Havaların soğuk olması ve susamanın az olması nedeniyle ihtiyacı hissedilmeyen su tüketimine her mevsim önem verilmeli ve günlük sıvı alımında bireysel ihtiyaçlar çerçevesinde 2 - 3 litreye ulaşmak hedeflenmelidir. Soğuk kış günlerinde siyah çay, kahve gibi kafein içeren içeceklerin alternatifi olarak ıhlamur, kuşburnu, yeşil çay, rezene, melisa, papatya, ısırgan otu gibi C vitamini yönünden zengin, rahatlatıcı özelliği olan çayları tercih etmek bağışıklık sistemini güçlendirici etki göstermesi yanında sıvı alımına da destektir. 

Yanlış beslenme alışkanlıkları, vitamin ve minerallerin besinlerle yeterli miktarda alınmaması, hareketsiz yaşam biçimi gibi faktörler kış mevsiminde sık hastalanmaya ve kilo problemleriyle karşılaşılmasına neden olur.
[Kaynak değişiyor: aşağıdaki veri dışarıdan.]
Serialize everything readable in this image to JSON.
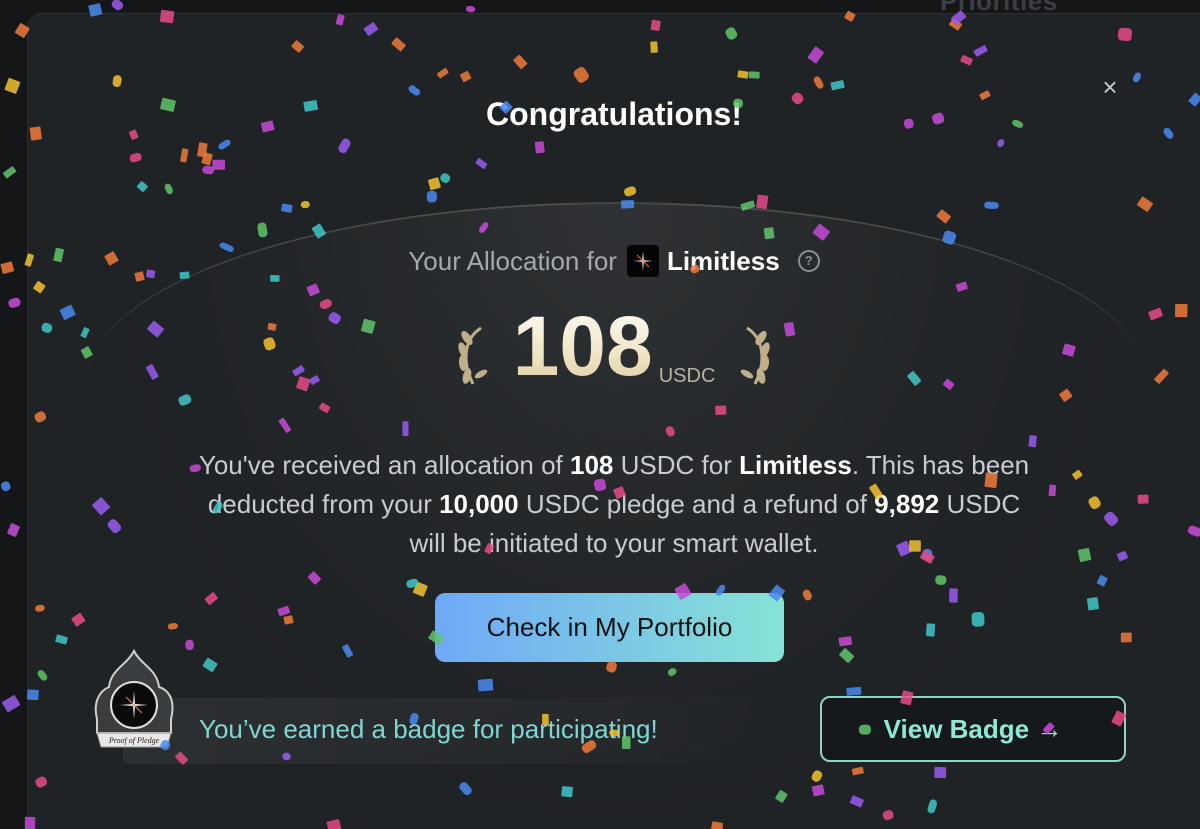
{
  "background": {
    "partial_heading": "Priorities"
  },
  "modal": {
    "title": "Congratulations!",
    "close_icon": "close-icon",
    "allocation": {
      "label": "Your Allocation for",
      "token_name": "Limitless",
      "help_icon": "question-circle-icon",
      "amount": "108",
      "unit": "USDC"
    },
    "description": {
      "p1": "You've received an allocation of ",
      "amount": "108",
      "p2": " USDC for ",
      "token": "Limitless",
      "p3": ". This has been deducted from your ",
      "pledge": "10,000",
      "p4": " USDC pledge and a refund of ",
      "refund": "9,892",
      "p5": " USDC will be initiated to your smart wallet."
    },
    "portfolio_button": "Check in My Portfolio",
    "badge": {
      "image_text": "Proof of Pledge",
      "message": "You’ve earned a badge for participating!",
      "button": "View Badge →"
    }
  },
  "colors": {
    "modal_bg": "#202326",
    "accent_gradient_start": "#6fa8f7",
    "accent_gradient_end": "#86e3d5",
    "badge_text": "#7fd6d2",
    "amount_gold": "#efe4c3"
  }
}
Özellikle yanlış seçimler sonucu gelişen kilo sorunları kış aylarını takiben bahar günlerinde hafifleyen kıyafetlerle birlikte kendini daha fazla göstererek insanların hızla kilo kaybetmelerini sağlayacak yanlış yöntemlere başvurmalarına neden olabilir. Bunu engellemek için yapılması gereken her mevsim dengeli beslenmeyi ilke haline getirip yeterli derecede aktif olabilmek ve düzenli uyumaktır. Sağlıklı yaşamın üç temel öğesi olan bu faktörlere dikkat edilerek yaşamak kaliteli bir yaşamında anahtarıdır.